Alec Saunders, in his post, Gizmo “Friends and Family” concludes:
“If you primarily call North American numbers, for now Skype is a better offering. It’s really free. It may not always be, since free calling is supposed to be a promotion. If you make lots of calls overseas, depending on where you call, Gizmo may be a better offering (if you can get your friends and family to sign up for it).”
Om Malik, in “Voice Now Nearly Free“, speculates on the business model: ”
“This free voice movement had me thinking – what kind of a loss is acceptable to these companies?
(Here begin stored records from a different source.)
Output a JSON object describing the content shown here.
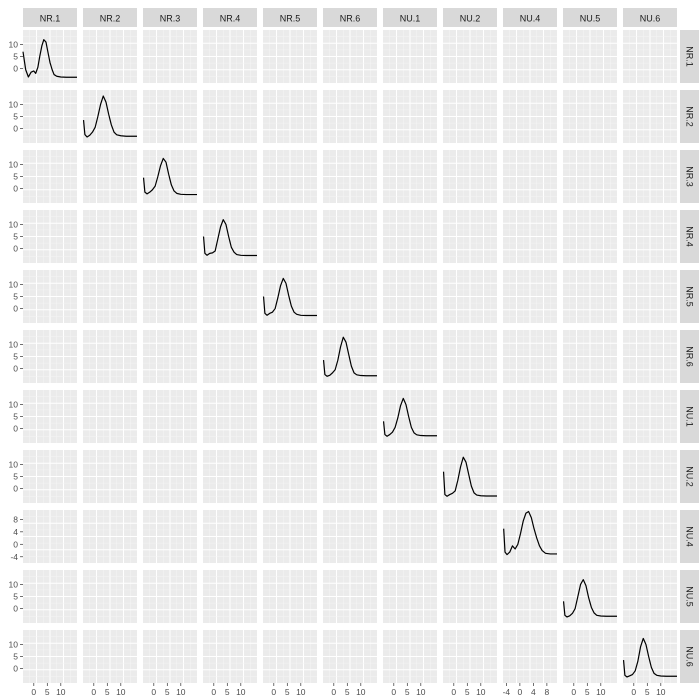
{
  "chart_data": {
    "type": "line",
    "layout": "scatterplot-matrix",
    "title": "",
    "xlabel": "",
    "ylabel": "",
    "grid": true,
    "variables": [
      "NR.1",
      "NR.2",
      "NR.3",
      "NR.4",
      "NR.5",
      "NR.6",
      "NU.1",
      "NU.2",
      "NU.4",
      "NU.5",
      "NU.6"
    ],
    "panels": [
      {
        "name": "NR.1",
        "xlim": [
          -4,
          16
        ],
        "ylim": [
          -6,
          16
        ],
        "x_ticks": [
          0,
          5,
          10
        ],
        "x_tick_labels": [
          "0",
          "5",
          "10"
        ],
        "y_ticks": [
          0,
          5,
          10
        ],
        "y_tick_labels": [
          "0",
          "5",
          "10"
        ],
        "x": [
          -4,
          -3,
          -2,
          -1,
          0,
          0.7,
          1.5,
          2.2,
          3,
          3.7,
          4.5,
          5.2,
          6,
          6.8,
          7.5,
          8.5,
          10,
          12,
          16
        ],
        "y": [
          7,
          -0.5,
          -3.5,
          -1.5,
          -1,
          -2,
          0.5,
          5,
          9.5,
          12,
          11,
          7,
          2.5,
          -0.5,
          -2.5,
          -3.2,
          -3.5,
          -3.6,
          -3.6
        ]
      },
      {
        "name": "NR.2",
        "xlim": [
          -4,
          16
        ],
        "ylim": [
          -6,
          16
        ],
        "x_ticks": [
          0,
          5,
          10
        ],
        "x_tick_labels": [
          "0",
          "5",
          "10"
        ],
        "y_ticks": [
          0,
          5,
          10
        ],
        "y_tick_labels": [
          "0",
          "5",
          "10"
        ],
        "x": [
          -3.8,
          -3.3,
          -2.5,
          -1.5,
          -0.5,
          0.5,
          1.5,
          2.5,
          3.5,
          4.5,
          5.5,
          6.5,
          7.5,
          8.5,
          10,
          12,
          16
        ],
        "y": [
          3.5,
          -2.5,
          -3.5,
          -2.8,
          -1.5,
          0.5,
          5,
          10,
          13.5,
          11,
          6,
          1.5,
          -1.5,
          -2.6,
          -3,
          -3.2,
          -3.2
        ]
      },
      {
        "name": "NR.3",
        "xlim": [
          -4,
          16
        ],
        "ylim": [
          -6,
          16
        ],
        "x_ticks": [
          0,
          5,
          10
        ],
        "x_tick_labels": [
          "0",
          "5",
          "10"
        ],
        "y_ticks": [
          0,
          5,
          10
        ],
        "y_tick_labels": [
          "0",
          "5",
          "10"
        ],
        "x": [
          -3.8,
          -3.3,
          -2.5,
          -1.5,
          -0.5,
          0.5,
          1.5,
          2.5,
          3.5,
          4.5,
          5.5,
          6.5,
          7.5,
          8.5,
          10,
          12,
          16
        ],
        "y": [
          4.5,
          -1.5,
          -2.2,
          -1.5,
          -0.5,
          1,
          5,
          9.5,
          12.5,
          11,
          6,
          1.5,
          -1,
          -2,
          -2.4,
          -2.5,
          -2.5
        ]
      },
      {
        "name": "NR.4",
        "xlim": [
          -4,
          16
        ],
        "ylim": [
          -6,
          16
        ],
        "x_ticks": [
          0,
          5,
          10
        ],
        "x_tick_labels": [
          "0",
          "5",
          "10"
        ],
        "y_ticks": [
          0,
          5,
          10
        ],
        "y_tick_labels": [
          "0",
          "5",
          "10"
        ],
        "x": [
          -3.8,
          -3.3,
          -2.5,
          -1.5,
          -0.5,
          0.5,
          1.5,
          2.5,
          3.5,
          4.5,
          5.5,
          6.5,
          7.5,
          8.5,
          10,
          12,
          16
        ],
        "y": [
          5,
          -2,
          -2.8,
          -2,
          -1.8,
          -1,
          4,
          9,
          12,
          10,
          5,
          0.5,
          -1.5,
          -2.5,
          -2.8,
          -2.9,
          -2.9
        ]
      },
      {
        "name": "NR.5",
        "xlim": [
          -4,
          16
        ],
        "ylim": [
          -6,
          16
        ],
        "x_ticks": [
          0,
          5,
          10
        ],
        "x_tick_labels": [
          "0",
          "5",
          "10"
        ],
        "y_ticks": [
          0,
          5,
          10
        ],
        "y_tick_labels": [
          "0",
          "5",
          "10"
        ],
        "x": [
          -3.8,
          -3.3,
          -2.5,
          -1.5,
          -0.5,
          0.5,
          1.5,
          2.5,
          3.5,
          4.5,
          5.5,
          6.5,
          7.5,
          8.5,
          10,
          12,
          16
        ],
        "y": [
          5,
          -2,
          -2.8,
          -2,
          -1.5,
          0,
          4.5,
          9.5,
          12.5,
          10.5,
          5.5,
          1,
          -1.5,
          -2.4,
          -2.8,
          -2.9,
          -2.9
        ]
      },
      {
        "name": "NR.6",
        "xlim": [
          -4,
          16
        ],
        "ylim": [
          -6,
          16
        ],
        "x_ticks": [
          0,
          5,
          10
        ],
        "x_tick_labels": [
          "0",
          "5",
          "10"
        ],
        "y_ticks": [
          0,
          5,
          10
        ],
        "y_tick_labels": [
          "0",
          "5",
          "10"
        ],
        "x": [
          -3.8,
          -3.3,
          -2.5,
          -1.5,
          -0.5,
          0.5,
          1.5,
          2.5,
          3.5,
          4.5,
          5.5,
          6.5,
          7.5,
          8.5,
          10,
          12,
          16
        ],
        "y": [
          3.5,
          -2.5,
          -3.2,
          -2.8,
          -1.8,
          -0.5,
          3.5,
          9,
          13,
          11,
          6,
          1,
          -1.8,
          -2.6,
          -2.9,
          -3,
          -3
        ]
      },
      {
        "name": "NU.1",
        "xlim": [
          -4,
          16
        ],
        "ylim": [
          -6,
          16
        ],
        "x_ticks": [
          0,
          5,
          10
        ],
        "x_tick_labels": [
          "0",
          "5",
          "10"
        ],
        "y_ticks": [
          0,
          5,
          10
        ],
        "y_tick_labels": [
          "0",
          "5",
          "10"
        ],
        "x": [
          -3.8,
          -3.3,
          -2.5,
          -1.5,
          -0.5,
          0.5,
          1.5,
          2.5,
          3.5,
          4.5,
          5.5,
          6.5,
          7.5,
          8.5,
          10,
          12,
          16
        ],
        "y": [
          3,
          -2.5,
          -3.2,
          -2.5,
          -1.5,
          0.5,
          4.5,
          9.5,
          12.5,
          10,
          5,
          0.5,
          -1.8,
          -2.6,
          -2.9,
          -3,
          -3
        ]
      },
      {
        "name": "NU.2",
        "xlim": [
          -4,
          16
        ],
        "ylim": [
          -6,
          16
        ],
        "x_ticks": [
          0,
          5,
          10
        ],
        "x_tick_labels": [
          "0",
          "5",
          "10"
        ],
        "y_ticks": [
          0,
          5,
          10
        ],
        "y_tick_labels": [
          "0",
          "5",
          "10"
        ],
        "x": [
          -3.8,
          -3.3,
          -2.5,
          -1.5,
          -0.5,
          0.5,
          1.5,
          2.5,
          3.5,
          4.5,
          5.5,
          6.5,
          7.5,
          8.5,
          10,
          12,
          16
        ],
        "y": [
          7,
          -2.5,
          -3.2,
          -2.5,
          -2,
          -1,
          3.5,
          9,
          13,
          11,
          6,
          1,
          -1.8,
          -2.7,
          -3,
          -3.1,
          -3.1
        ]
      },
      {
        "name": "NU.4",
        "xlim": [
          -5,
          11
        ],
        "ylim": [
          -6,
          11
        ],
        "x_ticks": [
          -4,
          0,
          4,
          8
        ],
        "x_tick_labels": [
          "-4",
          "0",
          "4",
          "8"
        ],
        "y_ticks": [
          -4,
          0,
          4,
          8
        ],
        "y_tick_labels": [
          "-4",
          "0",
          "4",
          "8"
        ],
        "x": [
          -4.8,
          -4.4,
          -3.8,
          -3,
          -2.2,
          -1.4,
          -0.6,
          0.2,
          1,
          1.8,
          2.6,
          3.4,
          4.2,
          5,
          5.8,
          6.6,
          7.6,
          9,
          11
        ],
        "y": [
          5,
          -2.5,
          -3.3,
          -2.5,
          -0.5,
          -1.5,
          0,
          3.5,
          7.5,
          10,
          10.5,
          8.5,
          5,
          2,
          -0.5,
          -2,
          -2.9,
          -3.1,
          -3.1
        ]
      },
      {
        "name": "NU.5",
        "xlim": [
          -4,
          16
        ],
        "ylim": [
          -6,
          16
        ],
        "x_ticks": [
          0,
          5,
          10
        ],
        "x_tick_labels": [
          "0",
          "5",
          "10"
        ],
        "y_ticks": [
          0,
          5,
          10
        ],
        "y_tick_labels": [
          "0",
          "5",
          "10"
        ],
        "x": [
          -3.8,
          -3.3,
          -2.5,
          -1.5,
          -0.5,
          0.5,
          1.5,
          2.5,
          3.5,
          4.5,
          5.5,
          6.5,
          7.5,
          8.5,
          10,
          12,
          16
        ],
        "y": [
          3,
          -2.8,
          -3.5,
          -3,
          -2,
          0,
          5,
          10,
          12,
          9.5,
          4.5,
          0.5,
          -1.8,
          -2.8,
          -3.1,
          -3.2,
          -3.2
        ]
      },
      {
        "name": "NU.6",
        "xlim": [
          -4,
          16
        ],
        "ylim": [
          -6,
          16
        ],
        "x_ticks": [
          0,
          5,
          10
        ],
        "x_tick_labels": [
          "0",
          "5",
          "10"
        ],
        "y_ticks": [
          0,
          5,
          10
        ],
        "y_tick_labels": [
          "0",
          "5",
          "10"
        ],
        "x": [
          -3.8,
          -3.3,
          -2.5,
          -1.5,
          -0.5,
          0.5,
          1.5,
          2.5,
          3.5,
          4.5,
          5.5,
          6.5,
          7.5,
          8.5,
          10,
          12,
          16
        ],
        "y": [
          3.5,
          -2.8,
          -3.5,
          -3,
          -2.5,
          -1,
          3,
          9,
          12.5,
          10,
          5,
          0.5,
          -2,
          -2.8,
          -3.1,
          -3.2,
          -3.2
        ]
      }
    ]
  },
  "colors": {
    "panel_background": "#ebebeb",
    "grid_major": "#ffffff",
    "grid_minor": "#f5f5f5",
    "strip_background": "#d9d9d9",
    "strip_text": "#1a1a1a",
    "tick_text": "#4d4d4d",
    "tick_mark": "#333333",
    "line": "#000000"
  }
}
Though it is hard to get a straight answer, Jajah officials say they can make up all the losses in premium services such as scheduled conference calling, or other such services.”
The limitation for GizmoProject’s “All Calls Free”, as Mark implies, is that the party initiating the call needs to be using a PC with a headset (or equivalent USB audio device). This highlights the thinking behind Skype’s decision to launch a hardware certification program which has resulted in devices that let a much broader user base of non-geek users effectively “add” Skype to their current phone services. Devices such as VoIPvoice’s Cyberphone and UConnect or Multi-Link’s TeleVoIP Stick.that provide links between traditional telephone keypads and Skype, And, of course, the forthcoming Skype for WiFi phones eliminate the need for a PC.